Recent scientific advances have enhanced our understanding of the pathophysiological mechanisms involved in hypertension. Recognition of monogenic genetic disorders such as Liddle’s syndrome, glucocorticoid-remediable aldosteronism, and synd-rome of apparent mineralocorticoid excess, have made it possible to diagnose and treat effectively a group of patients who in the past would have been diagnosed as having ‘essential hypertension." Advances in diagnostic tools and the availability of a variety of newer antihypertensive medications, many of which have undergone successful clinical trials in pediatric patients, have made it easier to diagnose and treat hypertension in children.

In 2004, the Fourth Task Force of the National High Blood Pressure Education Program (NHBPEP) Working Group published its recommendations on the diagnosis, evaluation and the treatment of high blood pressure in children and adolescents in the United States(3). These recommendations, in spite of some limitations, provide an excellent resource that is bringing some consistency in the management of pediatric patients with hypertension. Soon after its publication, a consensus meeting of experts of the Indian Pediatric Nephrology group resulted in the publication of a consensus statement on the "Evaluation and Management of Hypertension" in children in India(4). These recommendations provide a good starting point in the diagnosis and the management of hypertension in children in India.

Unlike adults, the blood pressure in children varies with age and nothing helps in the diagnosis of hypertension in children more than knowing the normal blood pressure distribution in the local age-appropriate population. In this issue of Indian Pediatrics, Raj and colleagues report normal blood pressure distribution in healthy, non-obese, children from Kerala State in India(5). The study involved a large cohort of 20,263 students in the age group of 5-16 years. To keep it consistent with the Fourth Task Force report, the authors derived the blood pressure percentiles for all age groups based on age, gender and height of their patients. This is helpful because it allows using the same definitions for pre-hypertension and various stages of hypertension as used in the Task Force report and the Indian consensus statement.

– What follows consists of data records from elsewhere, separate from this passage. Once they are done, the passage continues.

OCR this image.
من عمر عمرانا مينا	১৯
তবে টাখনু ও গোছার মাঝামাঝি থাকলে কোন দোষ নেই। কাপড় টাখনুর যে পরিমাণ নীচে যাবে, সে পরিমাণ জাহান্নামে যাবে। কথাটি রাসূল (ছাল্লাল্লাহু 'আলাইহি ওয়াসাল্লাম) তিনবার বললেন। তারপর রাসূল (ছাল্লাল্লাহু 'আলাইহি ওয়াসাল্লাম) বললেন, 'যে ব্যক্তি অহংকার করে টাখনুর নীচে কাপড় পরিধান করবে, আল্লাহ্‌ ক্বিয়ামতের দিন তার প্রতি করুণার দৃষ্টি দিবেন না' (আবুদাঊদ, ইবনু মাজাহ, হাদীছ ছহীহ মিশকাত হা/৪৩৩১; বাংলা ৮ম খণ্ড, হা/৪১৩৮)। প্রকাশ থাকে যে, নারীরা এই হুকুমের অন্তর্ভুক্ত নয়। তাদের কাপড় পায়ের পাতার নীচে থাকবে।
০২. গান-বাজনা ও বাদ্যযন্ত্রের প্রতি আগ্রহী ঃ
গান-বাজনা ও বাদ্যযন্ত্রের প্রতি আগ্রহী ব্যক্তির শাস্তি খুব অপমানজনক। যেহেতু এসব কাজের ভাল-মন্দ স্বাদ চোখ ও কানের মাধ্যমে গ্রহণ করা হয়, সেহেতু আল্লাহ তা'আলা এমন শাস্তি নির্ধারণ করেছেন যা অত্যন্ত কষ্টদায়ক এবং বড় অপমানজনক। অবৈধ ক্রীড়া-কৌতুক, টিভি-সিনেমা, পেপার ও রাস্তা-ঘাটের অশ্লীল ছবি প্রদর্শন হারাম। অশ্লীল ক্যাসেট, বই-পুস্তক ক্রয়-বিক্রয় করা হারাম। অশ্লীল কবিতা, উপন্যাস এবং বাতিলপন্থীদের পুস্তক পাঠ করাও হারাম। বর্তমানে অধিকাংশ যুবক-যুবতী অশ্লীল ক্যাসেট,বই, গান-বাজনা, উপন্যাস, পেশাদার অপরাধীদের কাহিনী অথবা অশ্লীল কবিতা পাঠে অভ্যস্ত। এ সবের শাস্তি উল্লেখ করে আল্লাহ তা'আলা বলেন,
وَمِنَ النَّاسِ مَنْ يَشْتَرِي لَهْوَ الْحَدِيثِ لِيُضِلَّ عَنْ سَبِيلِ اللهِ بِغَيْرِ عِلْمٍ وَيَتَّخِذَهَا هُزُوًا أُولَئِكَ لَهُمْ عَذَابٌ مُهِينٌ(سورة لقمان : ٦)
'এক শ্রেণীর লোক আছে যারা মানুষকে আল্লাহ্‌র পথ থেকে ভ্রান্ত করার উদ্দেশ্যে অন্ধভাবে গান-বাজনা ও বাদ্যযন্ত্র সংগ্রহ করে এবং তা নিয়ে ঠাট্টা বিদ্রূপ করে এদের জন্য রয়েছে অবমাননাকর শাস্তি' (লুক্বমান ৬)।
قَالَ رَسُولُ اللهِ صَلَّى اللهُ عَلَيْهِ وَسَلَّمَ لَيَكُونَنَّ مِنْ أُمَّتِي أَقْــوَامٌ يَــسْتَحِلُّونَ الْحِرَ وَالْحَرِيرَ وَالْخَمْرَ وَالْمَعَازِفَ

Besides providing invaluable data on normal BP in children aged 5 to 16 years in Kerala, the study by Raj, et al.(5) makes an interesting observation of higher diastolic BP in boys as well as girls and higher systolic BP in girls in comparison to the published US data. Similar trends in BP distribution have been reported by a few more studies from the region. This observation needs to be confirmed by more studies, and if found to be true, the possible explanations for this variation need to be investigated.

Funding: National Institutes of Health (NIH)/National Institute of Diabetes and Digestive and Kidney Diseases (NIDDK).

Competing interests: None stated.

References

1. Sorof JM, Lai D, Turner J, Poffenbarger T, Portman RJ. Overweight, ethnicity, and the prevalence of hypertension in school-aged children. Pediatrics 2004; 113: 475-482.

2. Mitsnefes MM. Hypertension in children and adolescents. Pediatr Clin North Am 2006: 53: 493-512.

3. National High Blood Pressure Education Program. Working Group on High Blood Pressure in Children and Adolescents. Pediatrics 2004; 114: 555-576.

4. Bagga A, Jain R, Vijayakumar M, Kanitkar M, Ali U. Evaluation and management of hypertension. Indian Pediatr 2007; 44: 103-121.

5. Raj M, Sundaram KR, Paul M, Kumar RK. Blood pressure distribution in children. Indian Pediatr 2010; 47: 477-485.